‘Nothing could have prevented drowning’
There was little that could have been done to prevent the “tragic accident” in which a teenage boy drowned at a popular Gold Coast waterfall,
a coroner has ruled.
Policy changes have been made in response to the 2021 tragedy, and while the adult who was supervising the 13year-old that day could have physically restrained him to stop him from entering the water, the coroner ruled this was “not reasonable” in the circumstances.
The deceased child, who cannot be named for legal reasons, had been intermittently under the care of the Department of Child Safety since 2016. It comes as the Coroners Court of Queensland releases for the first time a photo of the scene on the day the teen drowned.
At the time of his death on April 8, 2021, he was under the care of a department-approved service provider – Hope Support Services at Bahrs Scrub in Logan.
In the three days before his death, the boy had been absent from Hope without permission. But that day, a Hope employee – referred to as Mr La – met the boy and another child under Hope’s care at the Eagleby Police Beat.
In an effort to re-engage the boys and bring them back to Hope, Mr La took them for lunch at a local McDonald’s and asked them what they wanted to do that afternoon.
The boys agreed on swimming and suggested the Cedar Creek Falls at Mount Tamborine because they had both enjoyed swimming there before.
Mr La agreed to this on the proviso that he would check the intensity of the water before the boys swam, and they would go to a public pool if the water was too rough.
Mr La and two children arrived at the falls about 5pm.
“The water was flowing roughly and Mr La told the boys that it looked unsafe,” Coroner Carol Lee said when delivering her findings on Monday. “The boys rejected the suggestion of going to a public pool and ignored Mr La’s directions not to enter the water. The (deceased) child swam in the water in the rockpools for a short period of time under the supervision of Mr La. He then swam into a deeper area of the rock pool where, out of his depth, he could no longer swim in the turbulent conditions.”
Despite Mr La and a bystander trying to save him, the teenage boy drowned.
During the inquest hearings, the victim’s parents made submissions to the coroner.
The parents argued Mr La’s training was inadequate in risk assessment, he should have physically restrained the deceased child to prevent him from entering the water, and reasonable force was an appropriate option.
However, Ms Lee disagreed, describing Mr La’s decision not to physically restrain the boys as “reasonable”.
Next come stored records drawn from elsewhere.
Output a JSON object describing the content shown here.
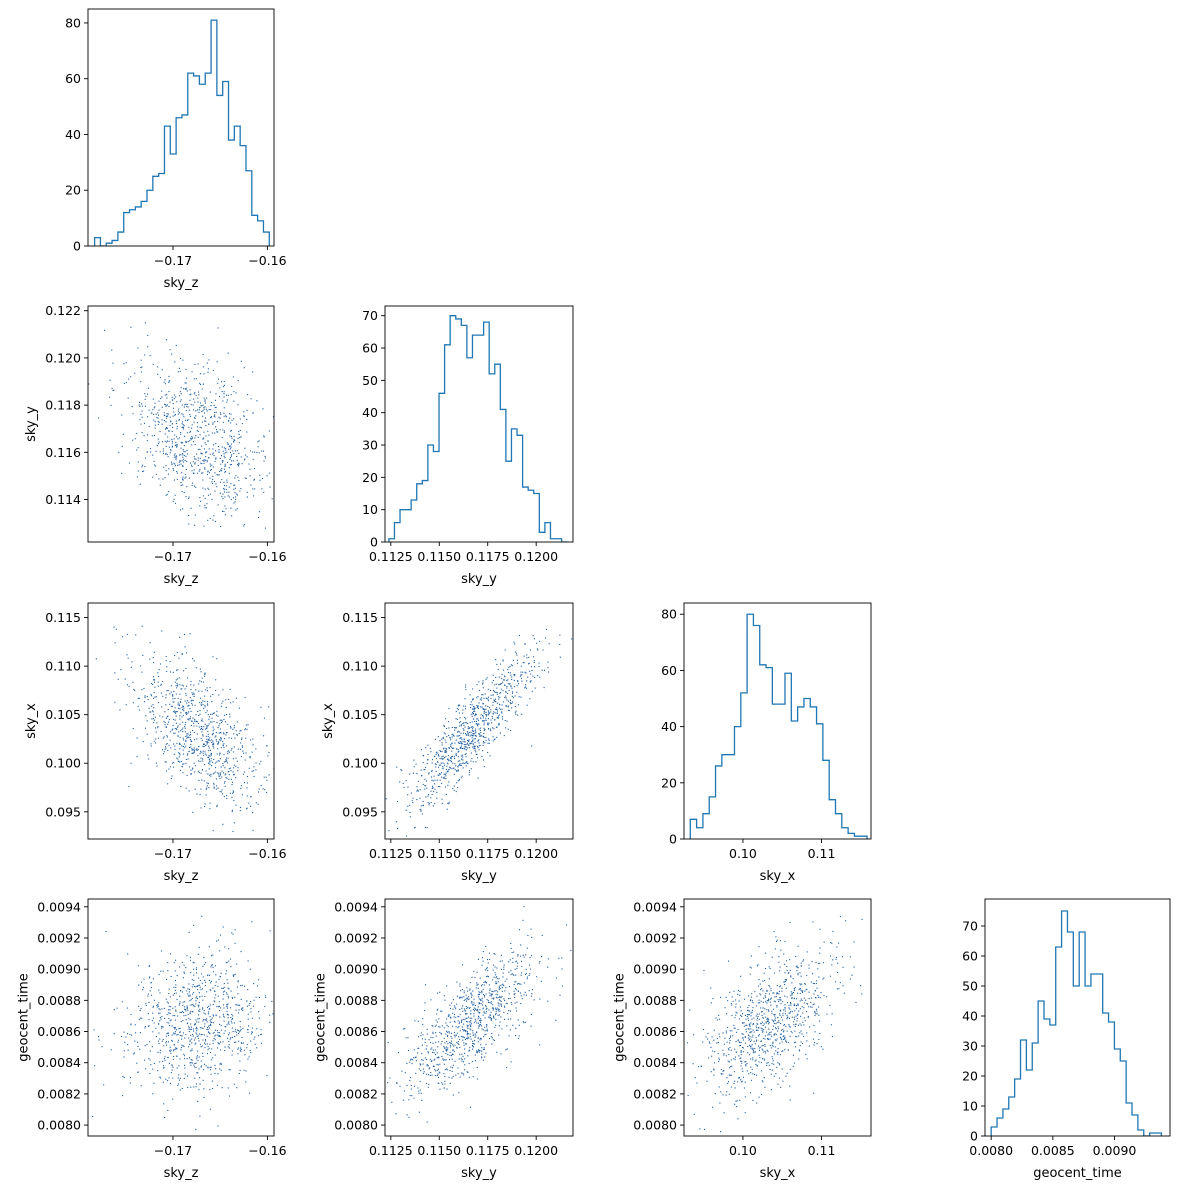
{
  "figure": {
    "type": "corner_plot",
    "parameters": [
      "sky_z",
      "sky_y",
      "sky_x",
      "geocent_time"
    ]
  },
  "colors": {
    "hist": "#1f77b4",
    "scatter": "#1f5fa0",
    "frame": "#000000"
  },
  "chart_data": [
    {
      "type": "bar",
      "style": "step",
      "xlabel": "sky_z",
      "ylabel": "",
      "xlim": [
        -0.179,
        -0.1593
      ],
      "ylim": [
        0,
        85
      ],
      "xticks": [
        -0.17,
        -0.16
      ],
      "xtick_labels": [
        "−0.17",
        "−0.16"
      ],
      "yticks": [
        0,
        20,
        40,
        60,
        80
      ],
      "ytick_labels": [
        "0",
        "20",
        "40",
        "60",
        "80"
      ],
      "bin_edges_range": [
        -0.1783,
        -0.1598
      ],
      "values": [
        3,
        0,
        1,
        2,
        5,
        12,
        13,
        14,
        16,
        20,
        25,
        26,
        43,
        33,
        46,
        47,
        62,
        61,
        58,
        62,
        81,
        54,
        59,
        38,
        43,
        36,
        27,
        11,
        9,
        5
      ]
    },
    {
      "type": "scatter",
      "xlabel": "sky_z",
      "ylabel": "sky_y",
      "xlim": [
        -0.179,
        -0.1593
      ],
      "ylim": [
        0.1122,
        0.1222
      ],
      "xticks": [
        -0.17,
        -0.16
      ],
      "xtick_labels": [
        "−0.17",
        "−0.16"
      ],
      "yticks": [
        0.114,
        0.116,
        0.118,
        0.12,
        0.122
      ],
      "ytick_labels": [
        "0.114",
        "0.116",
        "0.118",
        "0.120",
        "0.122"
      ],
      "center": [
        -0.1675,
        0.1166
      ],
      "std": [
        0.0037,
        0.0017
      ],
      "correlation": -0.4,
      "n_points": 900
    },
    {
      "type": "bar",
      "style": "step",
      "xlabel": "sky_y",
      "ylabel": "",
      "xlim": [
        0.1122,
        0.1219
      ],
      "ylim": [
        0,
        73
      ],
      "xticks": [
        0.1125,
        0.115,
        0.1175,
        0.12
      ],
      "xtick_labels": [
        "0.1125",
        "0.1150",
        "0.1175",
        "0.1200"
      ],
      "yticks": [
        0,
        10,
        20,
        30,
        40,
        50,
        60,
        70
      ],
      "ytick_labels": [
        "0",
        "10",
        "20",
        "30",
        "40",
        "50",
        "60",
        "70"
      ],
      "bin_edges_range": [
        0.1124,
        0.1216
      ],
      "values": [
        1,
        6,
        10,
        10,
        13,
        18,
        19,
        30,
        28,
        46,
        61,
        70,
        69,
        67,
        57,
        64,
        64,
        68,
        52,
        55,
        41,
        25,
        35,
        33,
        17,
        16,
        15,
        3,
        6,
        1,
        1,
        0
      ]
    },
    {
      "type": "scatter",
      "xlabel": "sky_z",
      "ylabel": "sky_x",
      "xlim": [
        -0.179,
        -0.1593
      ],
      "ylim": [
        0.0922,
        0.1165
      ],
      "xticks": [
        -0.17,
        -0.16
      ],
      "xtick_labels": [
        "−0.17",
        "−0.16"
      ],
      "yticks": [
        0.095,
        0.1,
        0.105,
        0.11,
        0.115
      ],
      "ytick_labels": [
        "0.095",
        "0.100",
        "0.105",
        "0.110",
        "0.115"
      ],
      "center": [
        -0.1675,
        0.1033
      ],
      "std": [
        0.0037,
        0.0042
      ],
      "correlation": -0.6,
      "n_points": 900
    },
    {
      "type": "scatter",
      "xlabel": "sky_y",
      "ylabel": "sky_x",
      "xlim": [
        0.1122,
        0.1219
      ],
      "ylim": [
        0.0922,
        0.1165
      ],
      "xticks": [
        0.1125,
        0.115,
        0.1175,
        0.12
      ],
      "xtick_labels": [
        "0.1125",
        "0.1150",
        "0.1175",
        "0.1200"
      ],
      "yticks": [
        0.095,
        0.1,
        0.105,
        0.11,
        0.115
      ],
      "ytick_labels": [
        "0.095",
        "0.100",
        "0.105",
        "0.110",
        "0.115"
      ],
      "center": [
        0.1166,
        0.1033
      ],
      "std": [
        0.0017,
        0.0042
      ],
      "correlation": 0.88,
      "n_points": 900
    },
    {
      "type": "bar",
      "style": "step",
      "xlabel": "sky_x",
      "ylabel": "",
      "xlim": [
        0.0925,
        0.1163
      ],
      "ylim": [
        0,
        84
      ],
      "xticks": [
        0.1,
        0.11
      ],
      "xtick_labels": [
        "0.10",
        "0.11"
      ],
      "yticks": [
        0,
        20,
        40,
        60,
        80
      ],
      "ytick_labels": [
        "0",
        "20",
        "40",
        "60",
        "80"
      ],
      "bin_edges_range": [
        0.0933,
        0.1158
      ],
      "values": [
        7,
        4,
        9,
        15,
        26,
        30,
        30,
        40,
        52,
        80,
        76,
        62,
        61,
        48,
        48,
        59,
        42,
        47,
        50,
        47,
        41,
        28,
        14,
        9,
        4,
        2,
        1,
        1
      ]
    },
    {
      "type": "scatter",
      "xlabel": "sky_z",
      "ylabel": "geocent_time",
      "xlim": [
        -0.179,
        -0.1593
      ],
      "ylim": [
        0.00793,
        0.00945
      ],
      "xticks": [
        -0.17,
        -0.16
      ],
      "xtick_labels": [
        "−0.17",
        "−0.16"
      ],
      "yticks": [
        0.008,
        0.0082,
        0.0084,
        0.0086,
        0.0088,
        0.009,
        0.0092,
        0.0094
      ],
      "ytick_labels": [
        "0.0080",
        "0.0082",
        "0.0084",
        "0.0086",
        "0.0088",
        "0.0090",
        "0.0092",
        "0.0094"
      ],
      "center": [
        -0.1675,
        0.00866
      ],
      "std": [
        0.0037,
        0.00023
      ],
      "correlation": 0.18,
      "n_points": 900
    },
    {
      "type": "scatter",
      "xlabel": "sky_y",
      "ylabel": "geocent_time",
      "xlim": [
        0.1122,
        0.1219
      ],
      "ylim": [
        0.00793,
        0.00945
      ],
      "xticks": [
        0.1125,
        0.115,
        0.1175,
        0.12
      ],
      "xtick_labels": [
        "0.1125",
        "0.1150",
        "0.1175",
        "0.1200"
      ],
      "yticks": [
        0.008,
        0.0082,
        0.0084,
        0.0086,
        0.0088,
        0.009,
        0.0092,
        0.0094
      ],
      "ytick_labels": [
        "0.0080",
        "0.0082",
        "0.0084",
        "0.0086",
        "0.0088",
        "0.0090",
        "0.0092",
        "0.0094"
      ],
      "center": [
        0.1166,
        0.00866
      ],
      "std": [
        0.0017,
        0.00023
      ],
      "correlation": 0.72,
      "n_points": 900
    },
    {
      "type": "scatter",
      "xlabel": "sky_x",
      "ylabel": "geocent_time",
      "xlim": [
        0.0925,
        0.1163
      ],
      "ylim": [
        0.00793,
        0.00945
      ],
      "xticks": [
        0.1,
        0.11
      ],
      "xtick_labels": [
        "0.10",
        "0.11"
      ],
      "yticks": [
        0.008,
        0.0082,
        0.0084,
        0.0086,
        0.0088,
        0.009,
        0.0092,
        0.0094
      ],
      "ytick_labels": [
        "0.0080",
        "0.0082",
        "0.0084",
        "0.0086",
        "0.0088",
        "0.0090",
        "0.0092",
        "0.0094"
      ],
      "center": [
        0.1033,
        0.00866
      ],
      "std": [
        0.0042,
        0.00023
      ],
      "correlation": 0.55,
      "n_points": 900
    },
    {
      "type": "bar",
      "style": "step",
      "xlabel": "geocent_time",
      "ylabel": "",
      "xlim": [
        0.00795,
        0.00945
      ],
      "ylim": [
        0,
        79
      ],
      "xticks": [
        0.008,
        0.0085,
        0.009
      ],
      "xtick_labels": [
        "0.0080",
        "0.0085",
        "0.0090"
      ],
      "yticks": [
        0,
        10,
        20,
        30,
        40,
        50,
        60,
        70
      ],
      "ytick_labels": [
        "0",
        "10",
        "20",
        "30",
        "40",
        "50",
        "60",
        "70"
      ],
      "bin_edges_range": [
        0.008,
        0.00938
      ],
      "values": [
        3,
        6,
        9,
        13,
        19,
        32,
        22,
        31,
        45,
        39,
        37,
        63,
        75,
        68,
        50,
        68,
        50,
        54,
        54,
        41,
        38,
        29,
        25,
        11,
        7,
        2,
        0,
        1,
        1
      ]
    }
  ]
}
“Mr La was faced with a very difficult series of decisions to try and ensure the welfare of children who were refusing to follow his directions,” she said.
“The evidence does not suggest that any of those decisions, in balancing the competing considerations, were the cause of, or directly contributed to, the 13-yearold’s death.
“Mr La had been trained to use a physical restraint only as a last resort and he had never previously used a physical restraint on a young person in his care.
Ultimately, having considered the evidence regarding the chain of decisions made by Department of Child Safety officers and Hope Support Services workers, Ms Lee ruled “the child’s death was a tragic accident”.
The Department of Child Safety also faced scrutiny.
Mr La’s decision to take the boys to the Falls that day was not communicated to a department officer.
“The department is not able to assure itself that service providers are properly assessing and advising of high-risk activities being undertaken by young people,” Ms Lee said.
“I recommend that the department take steps to standardise the process by which services providers are to assess and report to the department on high-risk activities.
“I also recommend the department consider making it mandatory for out-of-home care providers to provide water awareness safety training to their frontline staff.
“The department acknowledges this and states that the recommendations will be incorporated into the relevant practices and procedures.”
Ms Lee also found deficiencies in Hope Support Services’ policies, but explained that the provider had already made changes since the boy’s death.
“The evidence suggests that Mr La received relevant training in risk assessment and responses from Hope Support Services before commencing his duties,” she said.
“The written policy that was in place at the relevant time was suboptimal in terms of guidance to workers about proper risk assessment processes.
“There is no evidence to suggest that the specific stepby-step risk assessment guidance documented in the booklet in 2022 was relevantly applied in or before April 2021 to the activity of swimming at the Falls.
“I find that Hope Support Services should have had that system in place prior to its introduction in 2022 after the death of the 13-year-old child.”